Speaking to Gulf News later, Alvi said her visit was also aimed at seeking exchange of best practices with the UAE, especially Dubai, in providing an inclusive society for the differently-abled. She said the Expo has been “beautifully done”. “Dubai is not only a beautiful place to visit, it is also very accessible for the differently-abled. We really appreciate what Dubai is doing [in this regard]. We want to adopt a few good things from here and we want to share what we are doing in Pakistan also,” she said.
Alvi said a new method that is going to be adopted in Pakistan’s national census is expected to give a clear picture about the number of people with physical limitations in the country. “We have added six questions from the Washington Group to the census questionnaire. It will give high quality, reliable data, which will be based on international standards,” she said.
The new questionnaire will be added to the upcoming national census in 2023, said Dr Maryam Mallick, the technical director of the World Health Organisation (WHO) in Pakistan for disability, rehabilitation, injury prevention and road safety, who earlier made a presentation on ‘A vision towards disability-inclusive Pakistan’.

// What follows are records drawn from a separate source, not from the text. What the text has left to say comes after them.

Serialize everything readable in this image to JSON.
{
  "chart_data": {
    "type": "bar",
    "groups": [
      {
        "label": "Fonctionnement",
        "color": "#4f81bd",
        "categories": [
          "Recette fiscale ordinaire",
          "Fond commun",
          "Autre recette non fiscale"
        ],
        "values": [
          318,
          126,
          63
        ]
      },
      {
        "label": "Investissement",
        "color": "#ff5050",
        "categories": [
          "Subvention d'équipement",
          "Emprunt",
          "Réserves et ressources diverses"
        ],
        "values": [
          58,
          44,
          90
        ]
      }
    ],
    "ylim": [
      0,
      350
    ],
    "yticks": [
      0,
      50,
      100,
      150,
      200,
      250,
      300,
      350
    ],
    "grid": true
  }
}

With inadequate tools for assessing disability through previous censuses, the number of people of determination at the national level has not been assessed accurately, she pointed out.
Extrapolating the WHO’s estimate that 15 per cent of the population suffers from a form of disability, Dr Mallick said there are around 33 million people in Pakistan living with some kind of disability. She said the Federal Bureau of Statistics has added six questions prepared by the Washington Group on Disability Statistics, which will be used to determine the number of people with physical challenges through the next census. “We are also going to have a disability-disaggregated data registration for persons with disability in the national database,” she added.

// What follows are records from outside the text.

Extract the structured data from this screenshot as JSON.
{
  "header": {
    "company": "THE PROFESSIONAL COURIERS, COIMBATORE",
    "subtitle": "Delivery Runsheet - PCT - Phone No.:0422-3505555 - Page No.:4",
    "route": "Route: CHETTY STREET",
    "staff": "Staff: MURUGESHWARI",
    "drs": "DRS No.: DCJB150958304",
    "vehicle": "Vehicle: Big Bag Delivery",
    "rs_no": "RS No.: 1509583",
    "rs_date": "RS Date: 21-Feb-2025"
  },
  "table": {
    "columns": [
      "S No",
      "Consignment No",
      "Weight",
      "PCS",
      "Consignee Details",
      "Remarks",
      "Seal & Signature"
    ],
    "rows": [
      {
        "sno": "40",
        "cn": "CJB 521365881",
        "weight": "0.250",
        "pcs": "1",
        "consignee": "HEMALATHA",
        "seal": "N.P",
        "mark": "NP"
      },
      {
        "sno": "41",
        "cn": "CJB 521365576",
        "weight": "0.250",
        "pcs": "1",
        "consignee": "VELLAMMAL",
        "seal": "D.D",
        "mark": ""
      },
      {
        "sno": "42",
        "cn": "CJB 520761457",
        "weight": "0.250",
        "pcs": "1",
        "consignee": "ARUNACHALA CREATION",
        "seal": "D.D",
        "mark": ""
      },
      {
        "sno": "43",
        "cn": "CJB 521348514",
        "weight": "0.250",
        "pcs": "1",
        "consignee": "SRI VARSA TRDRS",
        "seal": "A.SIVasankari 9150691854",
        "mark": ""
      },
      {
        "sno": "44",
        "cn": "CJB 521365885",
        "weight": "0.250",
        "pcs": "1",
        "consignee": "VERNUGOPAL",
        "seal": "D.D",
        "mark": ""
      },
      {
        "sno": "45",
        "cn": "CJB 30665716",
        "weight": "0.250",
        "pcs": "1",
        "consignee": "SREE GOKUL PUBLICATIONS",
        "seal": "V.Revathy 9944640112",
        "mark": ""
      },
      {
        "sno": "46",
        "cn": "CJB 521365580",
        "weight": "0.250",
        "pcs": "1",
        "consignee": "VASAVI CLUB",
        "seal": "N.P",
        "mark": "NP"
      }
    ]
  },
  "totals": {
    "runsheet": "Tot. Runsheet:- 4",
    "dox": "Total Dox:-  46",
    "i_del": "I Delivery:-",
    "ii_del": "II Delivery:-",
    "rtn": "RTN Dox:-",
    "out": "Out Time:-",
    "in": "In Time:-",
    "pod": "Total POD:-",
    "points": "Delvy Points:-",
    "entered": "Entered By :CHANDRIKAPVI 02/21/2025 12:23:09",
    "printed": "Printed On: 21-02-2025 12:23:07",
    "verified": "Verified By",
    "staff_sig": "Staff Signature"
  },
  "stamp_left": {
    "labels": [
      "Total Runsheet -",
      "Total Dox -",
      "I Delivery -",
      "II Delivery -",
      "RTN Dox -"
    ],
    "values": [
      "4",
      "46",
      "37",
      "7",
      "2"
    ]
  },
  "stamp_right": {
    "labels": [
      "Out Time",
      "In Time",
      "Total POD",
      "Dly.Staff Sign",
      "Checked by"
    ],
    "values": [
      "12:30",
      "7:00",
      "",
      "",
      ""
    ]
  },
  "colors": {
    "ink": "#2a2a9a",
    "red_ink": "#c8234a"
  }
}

Citing several initiatives taken by Pakistan to uplift people of determination and appreciating the personal involvement of the president and the first lady of Pakistan in supporting them, Dr Mallick said the highest level of political commitment has made a sea of change in the empowerment and inclusion of the special segment of the society.
Sheikha Dr Hind Al Qassimi, who was the guest of honour, said she was impressed by the great progress made by Pakistan in offering support to people of determination.
The event witnessed a panel discussion and presentation of success stories of different groups in supporting people of determination through various initiatives and products. It also became an example of inclusion by having a physically-challenged host (disability advocate and lawyer Sana Khurshid) and a live sign-language interpretation by sign language specialist Azima Dhanjee, who co-founded ConnectHear — a Pakistani startup that provides sign-language interpretation services through a mobile app.